As King of Sweden, writes Harold Kurtz, the former Gascon sergeant never lost his popularity with the Army, middle classes and peasants of his adopted country.

Sweden, which in 1810 elected Bernadotte as its future King, was at that period agitated by the dangerous state of mind apt to visit a once great and strong nation that feels greatness slipping from its grasp. Her previous two legitimate Kings, Gustavus III and Gustavus IV Adolphus, had been enemies of Revolutionary and Napoleonic France so uncompromisingly that they brought the country to the verge of political and economic ruin. Nor was the last Gustavus of the House of Vasa a capable or inspiring ruler.

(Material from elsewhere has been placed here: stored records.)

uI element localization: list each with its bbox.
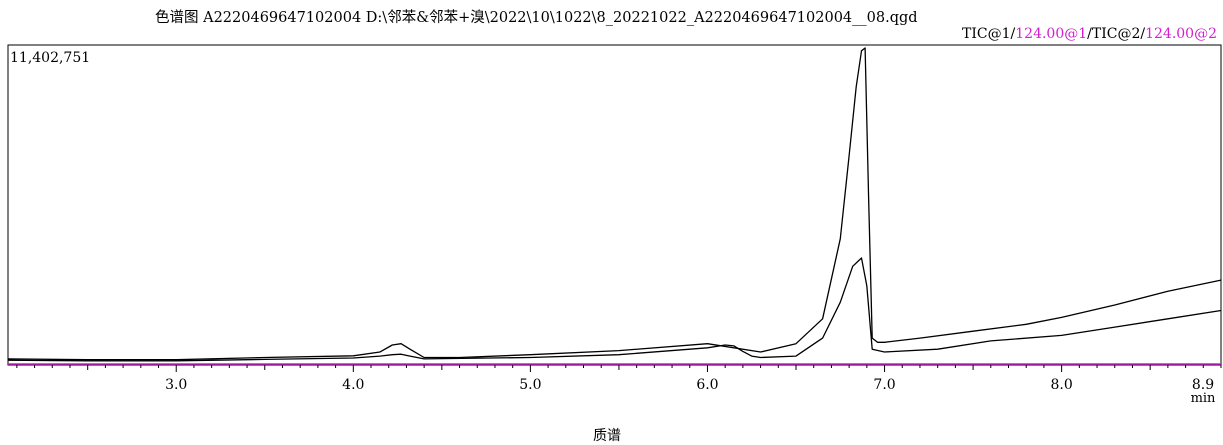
x-tick-label: 8.9 [1192,377,1214,393]
section-label: 质谱 [593,428,621,444]
x-tick-label: 4.0 [342,377,364,393]
x-tick-label: 5.0 [519,377,541,393]
tic-trace-2 [7,257,1222,362]
x-axis-unit: min [1191,391,1216,406]
legend-mass2: 124.00@2 [1145,26,1217,42]
x-tick-label: 7.0 [873,377,895,393]
x-tick-label: 8.0 [1050,377,1072,393]
plot-frame [7,44,1222,366]
chromatogram-title: 色谱图 A2220469647102004 D:\邻苯&邻苯+溴\2022\10… [155,10,918,26]
legend-tic1: TIC@1/ [962,26,1016,42]
x-tick-label: 6.0 [696,377,718,393]
legend-tic2: TIC@2/ [1091,26,1146,42]
legend-sep: / [1087,26,1092,42]
x-tick-label: 3.0 [165,377,187,393]
tic-trace-1 [7,47,1222,361]
legend-mass1: 124.00@1 [1015,26,1088,42]
series-layer [7,47,1222,362]
y-max-label: 11,402,751 [10,50,90,66]
x-axis: 3.0 4.0 5.0 6.0 7.0 8.0 8.9 [16,365,1222,393]
trace-legend: TIC@1/124.00@1/TIC@2/124.00@2 [962,26,1217,42]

In 1807, he launched an anti-French campaign across the Baltic in Pomerania, but was roundly beaten by Bernadotte who captured a Swedish force of 1,600 men under Colonel Count Moerner. In the following spring Gustavus attacked Russia which had invaded Finland, thus providing the Swedish army with a popular cause; but he so patently lacked all qualities of leadership and resolution that after a further defeat he was forced to abdicate. His aged and childless uncle was proclaimed King Charles XIII.

The new ruler, recognizing the significance of the Franco-Russian alliance concluded at Tilsit and confirmed at Erfurt, made peace with Napoleon in 1809, as a result of which Pomerania was restored to Sweden. A year later, Marshal Bernadotte was offered the position of Crown Prince to Charles XIII in competition with three more conventional candidates.